Deepfake is a work in progress but it’s growing in realism. AI is enabling amateur filmmakers to create almost believable video effects: what could the possibilities look like for film studios?
The potential for the technology behind deepfake could be game-changing for entertainment. Not only could ML be used in cinema but gaming too, to create more realistic effects. Studios could bring in actors based on their target market: imagine casting famous foreign actors for other countries’ versions of a movie.
We may well be in the era of “fake news”: the era of “fake views” beckons.
Netflix experimented with the choose-your-adventure episode of Black Mirror, Bandersnatch, in late 2018. What if you, the viewer, could choose which actors you’d like in the lead roles? ML algorithms can also be used to generate storylines based on what you want to watch. Studios could in the future could offer customisable video stories tailored to you. You could even insert your family and friends into the plot.
Personalised advertising could be an opportunity to businesses too. Choosing a face for a fashion range is a difficult decision but it need not be with deepfake. It would be possible to license a selection of celebrities and target them at different demographics depending on the icons they like.
Humans are visual animals. Faces and expressions communicate to us in no other way and the surface possibilities of deepfake are the tip of the iceberg. Could deepfake be used in criminal reconstructions? Could ML technology be used to reconstruct historical scenes with more accuracy than ever before? Deepfake opens a Pandora’s box of video possibilities but with that could come incredible technological advancements.
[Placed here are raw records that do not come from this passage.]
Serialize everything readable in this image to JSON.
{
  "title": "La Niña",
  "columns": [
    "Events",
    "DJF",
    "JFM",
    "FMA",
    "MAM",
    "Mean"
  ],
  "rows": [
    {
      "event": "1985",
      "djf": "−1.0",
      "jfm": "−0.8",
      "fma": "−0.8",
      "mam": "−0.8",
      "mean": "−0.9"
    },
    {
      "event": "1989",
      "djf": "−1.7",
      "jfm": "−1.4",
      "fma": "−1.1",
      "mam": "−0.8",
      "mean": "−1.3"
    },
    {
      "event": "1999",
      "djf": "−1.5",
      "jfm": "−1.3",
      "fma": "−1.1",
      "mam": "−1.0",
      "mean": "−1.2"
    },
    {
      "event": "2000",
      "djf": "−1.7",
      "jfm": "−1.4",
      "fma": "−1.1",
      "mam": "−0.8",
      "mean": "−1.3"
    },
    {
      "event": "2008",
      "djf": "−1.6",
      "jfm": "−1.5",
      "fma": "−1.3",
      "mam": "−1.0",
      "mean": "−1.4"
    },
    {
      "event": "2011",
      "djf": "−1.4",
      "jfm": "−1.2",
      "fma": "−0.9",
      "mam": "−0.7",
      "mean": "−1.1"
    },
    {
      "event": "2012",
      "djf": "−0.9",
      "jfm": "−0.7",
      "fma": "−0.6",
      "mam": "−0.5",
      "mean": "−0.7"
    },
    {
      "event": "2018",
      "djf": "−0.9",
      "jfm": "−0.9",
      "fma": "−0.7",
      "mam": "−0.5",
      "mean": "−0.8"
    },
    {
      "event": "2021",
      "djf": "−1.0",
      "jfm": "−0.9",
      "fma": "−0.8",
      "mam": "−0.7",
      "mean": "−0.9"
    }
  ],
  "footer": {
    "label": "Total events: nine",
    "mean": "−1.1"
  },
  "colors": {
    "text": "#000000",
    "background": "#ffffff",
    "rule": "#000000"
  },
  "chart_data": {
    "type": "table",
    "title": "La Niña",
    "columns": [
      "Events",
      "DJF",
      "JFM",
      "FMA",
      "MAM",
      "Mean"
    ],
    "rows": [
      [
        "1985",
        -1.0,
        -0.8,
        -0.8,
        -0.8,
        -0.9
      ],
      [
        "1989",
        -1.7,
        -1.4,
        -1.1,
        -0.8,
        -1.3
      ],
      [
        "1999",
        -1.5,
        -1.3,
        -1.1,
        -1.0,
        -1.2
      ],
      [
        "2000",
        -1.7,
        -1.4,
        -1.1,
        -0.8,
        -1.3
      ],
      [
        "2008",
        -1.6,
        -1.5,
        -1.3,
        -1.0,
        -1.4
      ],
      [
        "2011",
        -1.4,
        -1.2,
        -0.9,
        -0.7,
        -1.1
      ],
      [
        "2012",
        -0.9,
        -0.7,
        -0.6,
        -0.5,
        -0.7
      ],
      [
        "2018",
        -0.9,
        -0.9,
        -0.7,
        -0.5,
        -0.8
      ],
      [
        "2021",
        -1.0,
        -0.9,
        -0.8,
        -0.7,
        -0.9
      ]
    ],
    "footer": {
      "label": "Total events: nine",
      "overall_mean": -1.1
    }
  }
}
Deepfake poses more ethical questions than it answers
There are no easy resolutions to AI dilemmas. The possibility of interactive cinema has so far mainly produced porn. The ability to tell stories with more accuracy has been lost in the fun of re-animating Donald Trump to say things he never said. We may well be in the era of “fake news”: the era of “fake views” beckons.
We’ve been here with images. We still have debates about the moral integrity of Photoshop. Is it right to fix the imperfections of a model? Is it dangerous for amateur digital artists to have to ability to mock up real-looking scenes of powerful people? These arguments rage on over 25 years after Photoshop’s inception and like deepfake, the software is improving, with Adobe itself working with AI into creating a better workflow than ever before.
Whilst there are plenty of drawbacks to photo and video manipulation, however, there is an almost accepted agreement on one thing. Deepfake, like Photoshop before it, is challenging our perception of the world around us. It is making us more critical of what we see. Studying videos for signs of authenticity means that we don’t take content for granted. A lack of trust in the media we used to rely on makes the world a scarier place but with an adjustment period, it can maybe make us wiser.
Newspapers taught us not to believe everything we read. Photoshop taught us not to believe everything we saw. With the majority of Hollywood films already employing unbelievable CGI, how soon before the human race starts scrutinising video content a little more?
It’s a debate that will continue a little longer. Deepfake is undeniably scary and dangerous. Perhaps it’s a good thing though to question authenticity a little more in the modern world.